Anton shakes his head, and that delicious lock of hair falls over his forehead. I squeeze my fingers together, willing away the urge to reach up and brush it out of his eyes.
“I want you out of here,” he growls. “I told you to stay away from me. It’s the least you can do,” he adds more softly, and the rasp in his voice feels like a gut punch.
I tell myself not to feel it. Not to acknowledge it. I’m here for his own good. He doesn’t know that. He might think I’m out to cause him more pain, but it’s the total opposite—even if being around him maims me too.
“Get on board with this, Anton. Don’t make it harder than it has to be.”
“Harder than it has to be?” He gapes at me. “It doesn’t have to be anything. Itwon’tbe anything. I’ll talk to Scott and Roger after I get back from California. I’ll get out of the article. You may as well return your stadium lanyard and passes to Babs. This”—he waves his hand between us again—“is over. It’s been over for years. Now get out of my life, and get out of here.”
It’s cute that he thinks he actually has a say in this. Also, he’s going to California? I need to read Lennox and the team in on that.
I put my hands on my hips. “No.”
He takes a step toward me and glares down. Our gazes lock in—blue collides with blue. The stuffy air in the elevator crackles. “What do you mean, no?”
“I mean, I need this job. I’m not going to let you boss me around. So, no. I’m not going anywhere. You can be juvenile about it, but I’m going to stick around. I’ll be like a pesky little mosquito, buzzing in your ear, Bates. You can swat me away, try to squash me, but I’ll keep coming back for more.”
“Really? A mosquito?” Anton’s gaze searches my face. “That’s the analogy you’re going with? An annoying, bloodsucking insect that everyone hates?”
I admit I didn’t really think that one through, but I’m in too far to let him see me sweat—at least not visibly. Underneath my jacket is another story. It’s like a waterfall is pouring down my back. I’ve got to get some better deodorant for all the time I’ll be spending around Anton. My sweat glands cannot handle this man.
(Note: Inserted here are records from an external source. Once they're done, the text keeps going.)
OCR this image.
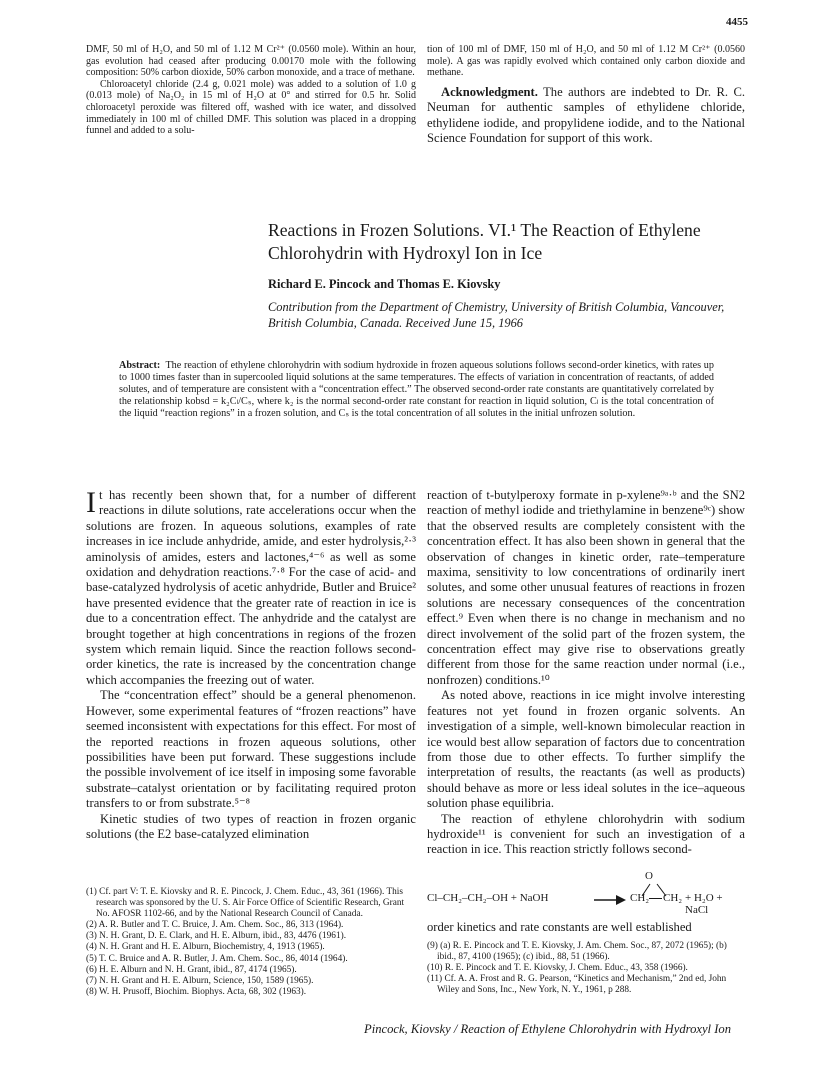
4455

DMF, 50 ml of H₂O, and 50 ml of 1.12 M Cr²⁺ (0.0560 mole). Within an hour, gas evolution had ceased after producing 0.00170 mole with the following composition: 50% carbon dioxide, 50% carbon monoxide, and a trace of methane.

Chloroacetyl chloride (2.4 g, 0.021 mole) was added to a solution of 1.0 g (0.013 mole) of Na₂O₂ in 15 ml of H₂O at 0° and stirred for 0.5 hr. Solid chloroacetyl peroxide was filtered off, washed with ice water, and dissolved immediately in 100 ml of chilled DMF. This solution was placed in a dropping funnel and added to a solu-

tion of 100 ml of DMF, 150 ml of H₂O, and 50 ml of 1.12 M Cr²⁺ (0.0560 mole). A gas was rapidly evolved which contained only carbon dioxide and methane.

Acknowledgment. The authors are indebted to Dr. R. C. Neuman for authentic samples of ethylidene chloride, ethylidene iodide, and propylidene iodide, and to the National Science Foundation for support of this work.

Reactions in Frozen Solutions. VI.¹ The Reaction of Ethylene Chlorohydrin with Hydroxyl Ion in Ice
Richard E. Pincock and Thomas E. Kiovsky
Contribution from the Department of Chemistry, University of British Columbia, Vancouver, British Columbia, Canada. Received June 15, 1966
Abstract: The reaction of ethylene chlorohydrin with sodium hydroxide in frozen aqueous solutions follows second-order kinetics, with rates up to 1000 times faster than in supercooled liquid solutions at the same temperatures. The effects of variation in concentration of reactants, of added solutes, and of temperature are consistent with a “concentration effect.” The observed second-order rate constants are quantitatively correlated by the relationship kobsd = k₂Cₗ/Cₛ, where k₂ is the normal second-order rate constant for reaction in liquid solution, Cₗ is the total concentration of the liquid “reaction regions” in a frozen solution, and Cₛ is the total concentration of all solutes in the initial unfrozen solution.

It has recently been shown that, for a number of different reactions in dilute solutions, rate accelerations occur when the solutions are frozen. In aqueous solutions, examples of rate increases in ice include anhydride, amide, and ester hydrolysis,²·³ aminolysis of amides, esters and lactones,⁴⁻⁶ as well as some oxidation and dehydration reactions.⁷·⁸ For the case of acid- and base-catalyzed hydrolysis of acetic anhydride, Butler and Bruice² have presented evidence that the greater rate of reaction in ice is due to a concentration effect. The anhydride and the catalyst are brought together at high concentrations in regions of the frozen system which remain liquid. Since the reaction follows second-order kinetics, the rate is increased by the concentration change which accompanies the freezing out of water.

The “concentration effect” should be a general phenomenon. However, some experimental features of “frozen reactions” have seemed inconsistent with expectations for this effect. For most of the reported reactions in frozen aqueous solutions, other possibilities have been put forward. These suggestions include the possible involvement of ice itself in imposing some favorable substrate–catalyst orientation or by facilitating required proton transfers to or from substrate.⁵⁻⁸

Kinetic studies of two types of reaction in frozen organic solutions (the E2 base-catalyzed elimination

(1) Cf. part V: T. E. Kiovsky and R. E. Pincock, J. Chem. Educ., 43, 361 (1966). This research was sponsored by the U. S. Air Force Office of Scientific Research, Grant No. AFOSR 1102-66, and by the National Research Council of Canada.
(2) A. R. Butler and T. C. Bruice, J. Am. Chem. Soc., 86, 313 (1964).
(3) N. H. Grant, D. E. Clark, and H. E. Alburn, ibid., 83, 4476 (1961).
(4) N. H. Grant and H. E. Alburn, Biochemistry, 4, 1913 (1965).
(5) T. C. Bruice and A. R. Butler, J. Am. Chem. Soc., 86, 4014 (1964).
(6) H. E. Alburn and N. H. Grant, ibid., 87, 4174 (1965).
(7) N. H. Grant and H. E. Alburn, Science, 150, 1589 (1965).
(8) W. H. Prusoff, Biochim. Biophys. Acta, 68, 302 (1963).

reaction of t-butylperoxy formate in p-xylene⁹ᵃ·ᵇ and the SN2 reaction of methyl iodide and triethylamine in benzene⁹ᶜ) show that the observed results are completely consistent with the concentration effect. It has also been shown in general that the observation of changes in kinetic order, rate–temperature maxima, sensitivity to low concentrations of ordinarily inert solutes, and some other unusual features of reactions in frozen solutions are necessary consequences of the concentration effect.⁹ Even when there is no change in mechanism and no direct involvement of the solid part of the frozen system, the concentration effect may give rise to observations greatly different from those for the same reaction under normal (i.e., nonfrozen) conditions.¹⁰

As noted above, reactions in ice might involve interesting features not yet found in frozen organic solvents. An investigation of a simple, well-known bimolecular reaction in ice would best allow separation of factors due to concentration from those due to other effects. To further simplify the interpretation of results, the reactants (as well as products) should behave as more or less ideal solutes in the ice–aqueous solution phase equilibria.

The reaction of ethylene chlorohydrin with sodium hydroxide¹¹ is convenient for such an investigation of a reaction in ice. This reaction strictly follows second-

Cl–CH₂–CH₂–OH + NaOH
O
CH₂ CH₂ + H₂O + NaCl

order kinetics and rate constants are well established

(9) (a) R. E. Pincock and T. E. Kiovsky, J. Am. Chem. Soc., 87, 2072 (1965); (b) ibid., 87, 4100 (1965); (c) ibid., 88, 51 (1966).
(10) R. E. Pincock and T. E. Kiovsky, J. Chem. Educ., 43, 358 (1966).
(11) Cf. A. A. Frost and R. G. Pearson, “Kinetics and Mechanism,” 2nd ed, John Wiley and Sons, Inc., New York, N. Y., 1961, p 288.
Pincock, Kiovsky / Reaction of Ethylene Chlorohydrin with Hydroxyl Ion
“The point stands.” I keep my tone bored, like I’m completely unaffected and unbothered by this elevator confrontation, even though we’re chest to chest and my lungs are heaving. Why is he standing so close to me? Doesn’t he realize I can’t functionlike this?
“Huh.” Anton searches my eyes, and then his lips quirk.
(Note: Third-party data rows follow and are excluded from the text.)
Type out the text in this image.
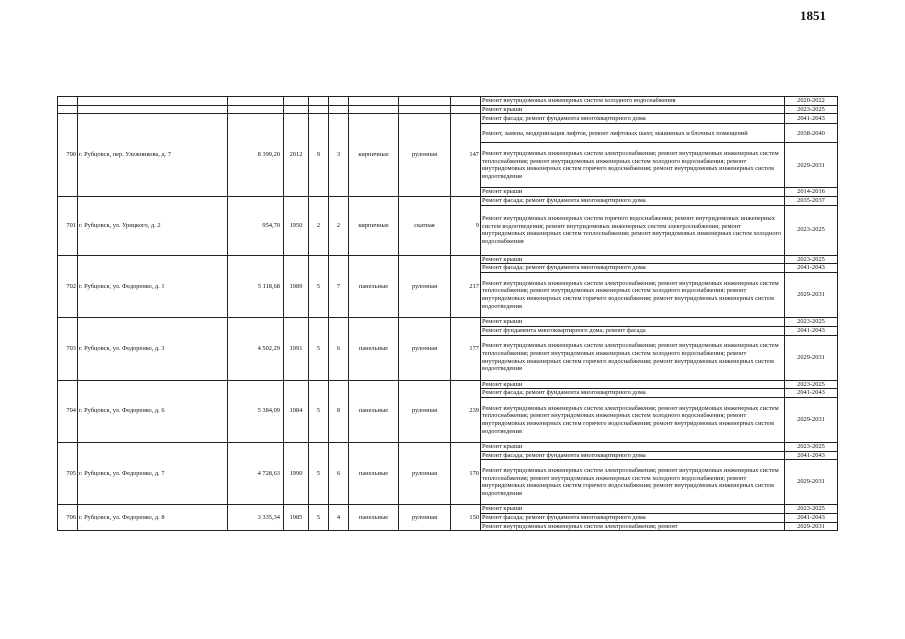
1851
									Ремонт внутридомовых инженерных систем холодного водоснабжения	2020-2022
									Ремонт крыши	2023-2025
700	г. Рубцовск, пер. Улежникова, д. 7	8 399,20	2012	9	3	кирпичные	рулонная	147	Ремонт фасада; ремонт фундамента многоквартирного дома	2041-2043
									Ремонт, замена, модернизация лифтов, ремонт лифтовых шахт, машинных и блочных помещений	2038-2040
									Ремонт внутридомовых инженерных систем электроснабжения; ремонт внутридомовых инженерных систем теплоснабжения; ремонт внутридомовых инженерных систем холодного водоснабжения; ремонт внутридомовых инженерных систем горячего водоснабжения; ремонт внутридомовых инженерных систем водоотведения	2029-2031
									Ремонт крыши	2014-2016
701	г. Рубцовск, ул. Урицкого, д. 2	954,70	1950	2	2	кирпичные	скатная	9	Ремонт фасада; ремонт фундамента многоквартирного дома	2035-2037
									Ремонт внутридомовых инженерных систем горячего водоснабжения; ремонт внутридомовых инженерных систем водоотведения; ремонт внутридомовых инженерных систем электроснабжения; ремонт внутридомовых инженерных систем теплоснабжения; ремонт внутридомовых инженерных систем холодного водоснабжения	2023-2025
702	г. Рубцовск, ул. Федоренко, д. 1	5 118,68	1989	5	7	панельные	рулонная	217	Ремонт крыши	2023-2025
									Ремонт фасада; ремонт фундамента многоквартирного дома	2041-2043
									Ремонт внутридомовых инженерных систем электроснабжения; ремонт внутридомовых инженерных систем теплоснабжения; ремонт внутридомовых инженерных систем холодного водоснабжения; ремонт внутридомовых инженерных систем горячего водоснабжения; ремонт внутридомовых инженерных систем водоотведения	2029-2031
703	г. Рубцовск, ул. Федоренко, д. 3	4 502,29	1991	5	6	панельные	рулонная	177	Ремонт крыши	2023-2025
									Ремонт фундамента многоквартирного дома; ремонт фасада	2041-2043
									Ремонт внутридомовых инженерных систем электроснабжения; ремонт внутридомовых инженерных систем теплоснабжения; ремонт внутридомовых инженерных систем холодного водоснабжения; ремонт внутридомовых инженерных систем горячего водоснабжения; ремонт внутридомовых инженерных систем водоотведения	2029-2031
704	г. Рубцовск, ул. Федоренко, д. 6	5 384,09	1984	5	8	панельные	рулонная	239	Ремонт крыши	2023-2025
									Ремонт фасада; ремонт фундамента многоквартирного дома	2041-2043
									Ремонт внутридомовых инженерных систем электроснабжения; ремонт внутридомовых инженерных систем теплоснабжения; ремонт внутридомовых инженерных систем холодного водоснабжения; ремонт внутридомовых инженерных систем горячего водоснабжения; ремонт внутридомовых инженерных систем водоотведения	2029-2031
705	г. Рубцовск, ул. Федоренко, д. 7	4 728,63	1990	5	6	панельные	рулонная	170	Ремонт крыши	2023-2025
									Ремонт фасада; ремонт фундамента многоквартирного дома	2041-2043
									Ремонт внутридомовых инженерных систем электроснабжения; ремонт внутридомовых инженерных систем теплоснабжения; ремонт внутридомовых инженерных систем холодного водоснабжения; ремонт внутридомовых инженерных систем горячего водоснабжения; ремонт внутридомовых инженерных систем водоотведения	2029-2031
706	г. Рубцовск, ул. Федоренко, д. 8	3 335,34	1985	5	4	панельные	рулонная	150	Ремонт крыши	2023-2025
									Ремонт фасада; ремонт фундамента многоквартирного дома	2041-2043
									Ремонт внутридомовых инженерных систем электроснабжения; ремонт	2029-2031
I know what those lips taste like. I know how they feel. I want his mouth on mine.
No.
Not. For. Me.
“What?” I say on a breath, silently cursing my vocal cords for giving out on me and sounding all wheezy.
“Just wondering if you know that mosquitos only bite the people they’re attracted to.” He clicks his tongue. “They smell the type of blood they like and lap it all up. What, exactly, does that say about you?”
I narrow my eyes at him. I can’t tell if he’s telling me the truth about this weird fact or what. Either way, I’m not going to answer that question. Instead, I counter with one of my own. “Why do you know that?”
He slips his hands into the pockets of his River Foxes joggers and leans away from me, suddenly looking more like the unflappable and cool star quarterback he’s known for being. Dang it.
“Wouldn’t you like to know.” He smirks.